Los Angeles County Supervisor Michael Antonovich said Wednesday that he will ask the Board of Supervisors to declare a “state of emergency” regarding a leaking well at Southern California Gas Co.’s storage facility above Porter Ranch.
The board will take up the request at next week’s meeting.
“This action will ask for state and federal assistance to provide for our residents in the Porter Ranch area with additional air monitoring and help with efforts to cap the well,” Antonovich said in a statement. “This is a serious problem that has severely impacted our communities for the last 48 days.”
More than 3,600 families have been or are being relocated.
Antonovich also sent a letter to Gov. Jerry Brown saying that the gas company did not report the leak in a timely fashion and had not prepared a response plan for such an event. He is also asking the state Public Utilities Commission to conduct a review of the facility regarding its “future viability.”
During a Wednesday afternoon briefing at a gas company facility in Chatsworth on progress to fix the leak, Gillian Wright, vice president of customer services for the utility, said she could not comment on Antonovich’s plan because she did not know about it.
Antonovich’s call for the emergency declaration and the gas company briefing came in advance of a community meeting Wednesday evening in Porter Ranch during which environmental activist Erin Brockovich and her team of experts discussed the leak with local residents.

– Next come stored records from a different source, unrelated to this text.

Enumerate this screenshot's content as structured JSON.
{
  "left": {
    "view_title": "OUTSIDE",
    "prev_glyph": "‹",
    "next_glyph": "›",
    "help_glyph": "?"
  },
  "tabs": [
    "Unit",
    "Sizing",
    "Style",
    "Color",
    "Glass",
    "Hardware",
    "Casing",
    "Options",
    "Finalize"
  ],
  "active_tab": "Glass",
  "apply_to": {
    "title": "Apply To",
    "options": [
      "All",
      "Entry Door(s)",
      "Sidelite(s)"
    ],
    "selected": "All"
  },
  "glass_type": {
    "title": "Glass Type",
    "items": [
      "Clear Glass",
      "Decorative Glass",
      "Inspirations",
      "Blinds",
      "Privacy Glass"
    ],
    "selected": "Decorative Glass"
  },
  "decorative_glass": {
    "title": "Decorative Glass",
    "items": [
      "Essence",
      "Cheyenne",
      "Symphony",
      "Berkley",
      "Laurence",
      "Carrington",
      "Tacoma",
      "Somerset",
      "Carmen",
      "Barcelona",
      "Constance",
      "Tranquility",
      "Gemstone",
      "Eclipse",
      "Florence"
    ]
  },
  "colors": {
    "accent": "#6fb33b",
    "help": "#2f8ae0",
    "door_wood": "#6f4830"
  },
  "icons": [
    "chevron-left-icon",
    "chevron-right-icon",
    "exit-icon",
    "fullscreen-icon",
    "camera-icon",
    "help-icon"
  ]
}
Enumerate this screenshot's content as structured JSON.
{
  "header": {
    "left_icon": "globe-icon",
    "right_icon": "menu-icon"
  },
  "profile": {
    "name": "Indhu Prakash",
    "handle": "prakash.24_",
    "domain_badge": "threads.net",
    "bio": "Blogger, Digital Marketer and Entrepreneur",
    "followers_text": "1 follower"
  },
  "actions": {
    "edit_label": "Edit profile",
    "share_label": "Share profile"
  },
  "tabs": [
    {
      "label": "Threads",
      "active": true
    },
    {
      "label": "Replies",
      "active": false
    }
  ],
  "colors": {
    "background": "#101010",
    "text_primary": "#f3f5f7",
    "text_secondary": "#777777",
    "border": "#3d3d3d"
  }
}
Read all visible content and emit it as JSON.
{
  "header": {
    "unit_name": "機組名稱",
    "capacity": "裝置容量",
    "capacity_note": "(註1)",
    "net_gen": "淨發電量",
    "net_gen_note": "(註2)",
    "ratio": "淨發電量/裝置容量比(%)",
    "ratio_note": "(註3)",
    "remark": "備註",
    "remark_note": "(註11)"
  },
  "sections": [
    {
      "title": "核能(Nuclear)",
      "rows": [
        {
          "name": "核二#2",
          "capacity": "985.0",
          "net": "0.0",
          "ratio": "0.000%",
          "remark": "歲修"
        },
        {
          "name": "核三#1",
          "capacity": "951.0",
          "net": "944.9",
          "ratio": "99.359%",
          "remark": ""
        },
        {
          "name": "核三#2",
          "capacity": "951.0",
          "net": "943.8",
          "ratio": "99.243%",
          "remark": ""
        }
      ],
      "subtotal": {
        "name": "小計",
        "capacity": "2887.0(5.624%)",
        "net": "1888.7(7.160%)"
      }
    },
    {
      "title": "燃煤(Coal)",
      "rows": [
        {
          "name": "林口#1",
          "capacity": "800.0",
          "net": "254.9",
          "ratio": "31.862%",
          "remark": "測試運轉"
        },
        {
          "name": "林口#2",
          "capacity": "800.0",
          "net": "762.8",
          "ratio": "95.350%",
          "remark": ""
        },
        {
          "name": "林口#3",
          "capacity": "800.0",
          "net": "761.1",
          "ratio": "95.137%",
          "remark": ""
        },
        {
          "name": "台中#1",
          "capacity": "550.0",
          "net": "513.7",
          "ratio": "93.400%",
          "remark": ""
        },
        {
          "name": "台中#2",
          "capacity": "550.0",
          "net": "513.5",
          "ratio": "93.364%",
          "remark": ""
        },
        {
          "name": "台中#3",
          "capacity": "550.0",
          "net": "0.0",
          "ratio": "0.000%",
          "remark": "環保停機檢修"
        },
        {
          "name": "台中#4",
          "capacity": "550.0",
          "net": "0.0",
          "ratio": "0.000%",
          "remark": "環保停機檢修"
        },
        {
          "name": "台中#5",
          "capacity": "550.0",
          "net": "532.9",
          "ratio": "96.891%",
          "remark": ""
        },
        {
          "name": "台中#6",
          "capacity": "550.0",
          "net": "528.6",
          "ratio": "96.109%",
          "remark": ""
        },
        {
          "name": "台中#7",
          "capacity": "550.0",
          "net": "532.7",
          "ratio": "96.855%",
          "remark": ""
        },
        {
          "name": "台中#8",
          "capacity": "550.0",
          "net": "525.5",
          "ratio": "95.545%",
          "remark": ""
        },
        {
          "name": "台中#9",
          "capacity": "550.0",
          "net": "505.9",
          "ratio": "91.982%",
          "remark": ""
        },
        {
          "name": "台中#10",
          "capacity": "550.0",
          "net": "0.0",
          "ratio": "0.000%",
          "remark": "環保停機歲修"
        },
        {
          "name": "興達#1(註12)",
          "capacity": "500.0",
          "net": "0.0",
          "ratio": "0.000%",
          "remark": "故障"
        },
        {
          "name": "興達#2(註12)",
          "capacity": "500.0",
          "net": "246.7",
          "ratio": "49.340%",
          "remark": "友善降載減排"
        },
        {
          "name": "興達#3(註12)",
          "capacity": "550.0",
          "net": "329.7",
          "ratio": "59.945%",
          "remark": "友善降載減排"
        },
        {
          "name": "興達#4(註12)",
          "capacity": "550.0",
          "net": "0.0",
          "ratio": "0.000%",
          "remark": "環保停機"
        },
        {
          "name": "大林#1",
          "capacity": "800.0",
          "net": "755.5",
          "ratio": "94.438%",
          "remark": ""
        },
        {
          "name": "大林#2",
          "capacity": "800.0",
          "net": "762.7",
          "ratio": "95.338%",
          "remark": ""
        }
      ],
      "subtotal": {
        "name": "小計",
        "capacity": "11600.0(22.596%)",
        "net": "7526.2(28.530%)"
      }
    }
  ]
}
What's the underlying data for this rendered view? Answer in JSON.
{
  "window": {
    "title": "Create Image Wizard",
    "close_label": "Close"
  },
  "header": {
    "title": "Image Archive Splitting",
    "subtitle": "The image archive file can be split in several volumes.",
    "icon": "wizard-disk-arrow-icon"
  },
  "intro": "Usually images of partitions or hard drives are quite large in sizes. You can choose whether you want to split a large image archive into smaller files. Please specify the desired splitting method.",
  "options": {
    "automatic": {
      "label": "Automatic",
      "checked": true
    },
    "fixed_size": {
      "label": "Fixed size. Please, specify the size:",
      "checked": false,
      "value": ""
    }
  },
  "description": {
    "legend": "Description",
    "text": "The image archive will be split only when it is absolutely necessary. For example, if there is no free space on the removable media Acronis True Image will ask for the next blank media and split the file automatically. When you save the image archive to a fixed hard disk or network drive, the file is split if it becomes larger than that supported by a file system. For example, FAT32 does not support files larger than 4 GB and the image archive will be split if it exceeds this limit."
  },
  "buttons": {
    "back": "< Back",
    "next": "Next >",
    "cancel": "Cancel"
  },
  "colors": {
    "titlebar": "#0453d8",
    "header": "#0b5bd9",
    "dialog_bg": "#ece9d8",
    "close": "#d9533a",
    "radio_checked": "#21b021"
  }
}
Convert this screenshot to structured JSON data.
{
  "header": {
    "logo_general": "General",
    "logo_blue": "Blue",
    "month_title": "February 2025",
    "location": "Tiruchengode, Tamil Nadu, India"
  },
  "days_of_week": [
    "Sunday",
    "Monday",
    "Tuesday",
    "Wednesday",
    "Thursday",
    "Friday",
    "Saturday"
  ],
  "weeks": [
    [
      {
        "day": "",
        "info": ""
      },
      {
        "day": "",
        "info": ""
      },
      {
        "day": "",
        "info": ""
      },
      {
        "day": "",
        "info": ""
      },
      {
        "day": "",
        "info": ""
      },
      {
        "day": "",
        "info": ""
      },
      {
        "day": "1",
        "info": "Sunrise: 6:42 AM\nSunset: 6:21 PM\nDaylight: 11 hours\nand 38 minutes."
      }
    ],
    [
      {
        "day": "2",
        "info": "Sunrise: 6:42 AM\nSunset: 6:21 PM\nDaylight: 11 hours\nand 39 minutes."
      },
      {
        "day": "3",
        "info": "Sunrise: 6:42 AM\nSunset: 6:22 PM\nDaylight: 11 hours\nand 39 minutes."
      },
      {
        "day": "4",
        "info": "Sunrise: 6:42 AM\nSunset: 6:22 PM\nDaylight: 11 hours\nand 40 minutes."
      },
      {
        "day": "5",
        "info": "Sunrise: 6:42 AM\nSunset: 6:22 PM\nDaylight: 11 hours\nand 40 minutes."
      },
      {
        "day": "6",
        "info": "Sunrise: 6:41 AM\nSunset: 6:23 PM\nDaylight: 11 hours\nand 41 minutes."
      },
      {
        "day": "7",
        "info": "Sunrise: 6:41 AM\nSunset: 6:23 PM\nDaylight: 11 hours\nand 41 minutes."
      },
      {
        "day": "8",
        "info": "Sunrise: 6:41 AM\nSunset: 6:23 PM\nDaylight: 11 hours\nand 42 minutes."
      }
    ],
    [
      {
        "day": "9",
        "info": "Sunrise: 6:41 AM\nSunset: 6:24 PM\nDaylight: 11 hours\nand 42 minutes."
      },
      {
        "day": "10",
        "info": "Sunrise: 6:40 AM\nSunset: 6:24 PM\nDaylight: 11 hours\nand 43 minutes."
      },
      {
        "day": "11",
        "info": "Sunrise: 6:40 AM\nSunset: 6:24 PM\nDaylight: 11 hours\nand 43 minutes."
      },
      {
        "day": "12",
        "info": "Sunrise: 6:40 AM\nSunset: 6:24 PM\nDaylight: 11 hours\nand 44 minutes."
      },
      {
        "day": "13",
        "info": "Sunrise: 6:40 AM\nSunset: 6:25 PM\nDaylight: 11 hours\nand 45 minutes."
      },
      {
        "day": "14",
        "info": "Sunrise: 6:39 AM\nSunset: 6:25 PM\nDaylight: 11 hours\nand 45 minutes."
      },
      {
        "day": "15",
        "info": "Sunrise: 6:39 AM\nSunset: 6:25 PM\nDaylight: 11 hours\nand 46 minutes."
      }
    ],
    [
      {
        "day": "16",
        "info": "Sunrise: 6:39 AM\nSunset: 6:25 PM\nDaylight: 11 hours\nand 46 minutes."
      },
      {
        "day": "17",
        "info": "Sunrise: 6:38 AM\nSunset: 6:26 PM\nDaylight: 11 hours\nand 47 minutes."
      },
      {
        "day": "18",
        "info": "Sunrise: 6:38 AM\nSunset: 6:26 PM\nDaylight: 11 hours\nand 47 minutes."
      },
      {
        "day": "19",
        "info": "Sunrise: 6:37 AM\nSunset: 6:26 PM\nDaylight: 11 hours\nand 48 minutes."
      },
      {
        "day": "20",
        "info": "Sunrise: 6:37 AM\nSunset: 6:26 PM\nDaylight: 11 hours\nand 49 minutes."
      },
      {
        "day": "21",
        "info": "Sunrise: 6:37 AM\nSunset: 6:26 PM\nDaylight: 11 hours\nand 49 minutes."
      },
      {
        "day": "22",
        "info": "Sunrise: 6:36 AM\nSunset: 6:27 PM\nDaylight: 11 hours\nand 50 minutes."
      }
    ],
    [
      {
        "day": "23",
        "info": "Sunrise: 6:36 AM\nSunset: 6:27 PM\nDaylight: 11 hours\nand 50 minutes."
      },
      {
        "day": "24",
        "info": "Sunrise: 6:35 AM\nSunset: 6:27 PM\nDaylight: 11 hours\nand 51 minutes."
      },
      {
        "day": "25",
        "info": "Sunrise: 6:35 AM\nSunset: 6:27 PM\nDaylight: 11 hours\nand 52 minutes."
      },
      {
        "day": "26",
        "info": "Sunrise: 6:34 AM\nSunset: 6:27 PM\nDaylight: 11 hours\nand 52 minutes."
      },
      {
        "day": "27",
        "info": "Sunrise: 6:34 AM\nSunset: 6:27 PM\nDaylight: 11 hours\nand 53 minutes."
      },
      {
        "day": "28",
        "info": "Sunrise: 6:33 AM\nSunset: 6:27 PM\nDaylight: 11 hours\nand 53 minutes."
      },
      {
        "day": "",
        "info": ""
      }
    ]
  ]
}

At the afternoon briefing, Wright said that the company would be opening a community outreach center at a storefront in the Porter Ranch Town Center on Dec. 18, and that the company on Wednesday launched a dedicated web site, www.AlisoUpdates.com, to better communicate with residents, some of whom have excoriated the company’s efforts to date.
The company is also moving forward relocating residents experiencing health problems related to the leak into temporary housing.
As of Wednesday morning 1,143 families had been relocated and 2,512 were being processed for the temporary housing.
“What we are focused on is getting community members back in their homes as soon as we can,” she said.
The company stressed again that air samples taken at the well site and in the community remain below levels that health agencies consider hazardous.
But company officials again refused to quantify how much material has leaked into the atmosphere from the Aliso Canyon storage facility, which can hold about 86 billion cubic feet of natural gas.
Company official said it is a critical infrastructure component of the region’s energy system and is so important that access to it has been restricted by the Department of Homeland Security.
But on a recent assessment of the leak, the California Air Resources Board estimated that it is pumping more than 50,000 kilograms of methane an hour into the atmosphere above the north San Fernando Valley.
Jimmie Cho, senior vice president of gas operations and system integrity, said that the company will calculate how much gas has vented into the atmosphere once the leak is plugged.
“I cannot speculate. The facts need to come out,” he said.
Earlier this week an attorney for Save Porter Ranch, which is suing the company over the leak, released an infrared video of the methane cloud escaping into the atmosphere.
Company officials also use that type of photography but would not comment on the community group’s video.
“The (video) confirmed what we’ve been saying all along, that there is a leak,” Cho said.